The author of the post expresses their fear of not knowing how long they will have with their special needs cat, Mouse. Despite this, they are grateful for every day spent with her and wouldn’t trade her for any other cat. When asked about what people should know about special needs cats, particularly those with ML II, the author discusses the issue of anticipatory grief and the anxiety that comes with knowing that their pet will eventually become sicker. This can often lead to mental breakdowns when thinking about the inevitable loss of their beloved pets. The author also highlights how being a caretaker for a sick pet is a draining experience that involves a lot of time and consideration that would not be necessary for “normal” pets. When asked about Mouse’s favorite activities, the author mentions that she loves cuddles and physical touch, and enjoys being around her owner while they do various activities such as knitting or cooking. The author also reminisces about how Mouse used to love going out onto their balcony to water plants with them.

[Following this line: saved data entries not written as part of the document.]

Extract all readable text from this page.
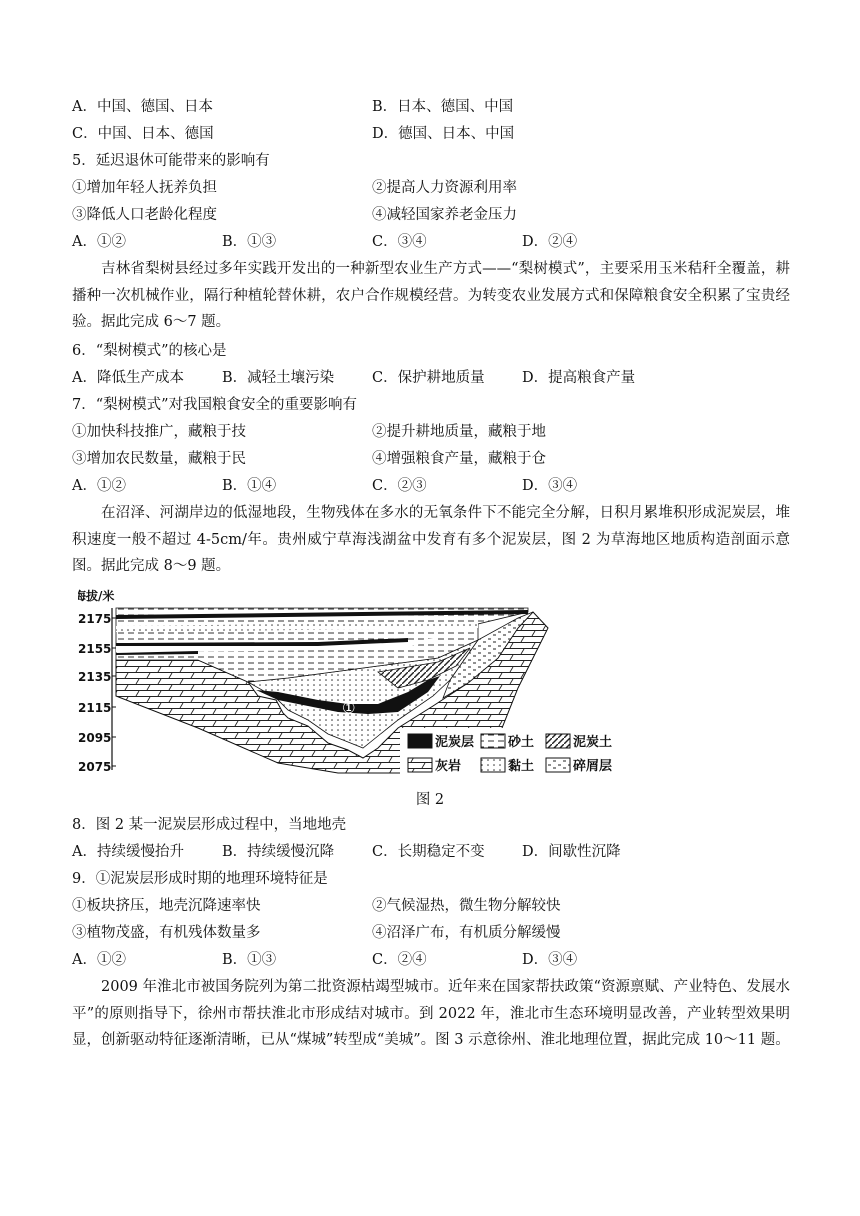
A．中国、德国、日本	B．日本、德国、中国
C．中国、日本、德国	D．德国、日本、中国
5．延迟退休可能带来的影响有
①增加年轻人抚养负担	②提高人力资源利用率
③降低人口老龄化程度	④减轻国家养老金压力
A．①②	B．①③	C．③④	D．②④
吉林省梨树县经过多年实践开发出的一种新型农业生产方式——“梨树模式”，主要采用玉米秸秆全覆盖，耕播种一次机械作业，隔行种植轮替休耕，农户合作规模经营。为转变农业发展方式和保障粮食安全积累了宝贵经验。据此完成 6～7 题。
6．“梨树模式”的核心是
A．降低生产成本	B．减轻土壤污染	C．保护耕地质量	D．提高粮食产量
7．“梨树模式”对我国粮食安全的重要影响有
①加快科技推广，藏粮于技	②提升耕地质量，藏粮于地
③增加农民数量，藏粮于民	④增强粮食产量，藏粮于仓
A．①②	B．①④	C．②③	D．③④
在沼泽、河湖岸边的低湿地段，生物残体在多水的无氧条件下不能完全分解，日积月累堆积形成泥炭层，堆积速度一般不超过 4-5cm/年。贵州威宁草海浅湖盆中发育有多个泥炭层，图 2 为草海地区地质构造剖面示意图。据此完成 8～9 题。
海拔/米
2175
2155
2135
2115
2095
2075
①
泥炭层	砂土	泥炭土
灰岩	黏土	碎屑层
图 2
8．图 2 某一泥炭层形成过程中，当地地壳
A．持续缓慢抬升	B．持续缓慢沉降	C．长期稳定不变	D．间歇性沉降
9．①泥炭层形成时期的地理环境特征是
①板块挤压，地壳沉降速率快	②气候湿热，微生物分解较快
③植物茂盛，有机残体数量多	④沼泽广布，有机质分解缓慢
A．①②	B．①③	C．②④	D．③④
2009 年淮北市被国务院列为第二批资源枯竭型城市。近年来在国家帮扶政策“资源禀赋、产业特色、发展水平”的原则指导下，徐州市帮扶淮北市形成结对城市。到 2022 年，淮北市生态环境明显改善，产业转型效果明显，创新驱动特征逐渐清晰，已从“煤城”转型成“美城”。图 3 示意徐州、淮北地理位置，据此完成 10～11 题。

The adorable cat featured on @lifewithmightymouse Instagram account has a strong affinity towards food, especially liquid cat treats like Churu. Her love for them is so intense that she transforms into the Hulk and tries to grab the tube from her owner’s hand every time. When asked about the significance of Mouse in her life, her owner reveals that Mouse is her heart cat who brings out the best in her. Their bond is indescribable and it inspires her to become an exceptional veterinarian who can care for animals like Mouse.

There are days when everything seems to be going wrong, but then I look at my furry friend and hold her tiny paw. It’s a reminder that life isn’t as complicated as we make it out to be. Being with her allows me to stay present in the moment and appreciate what really counts. I feel blessed to have her in my life.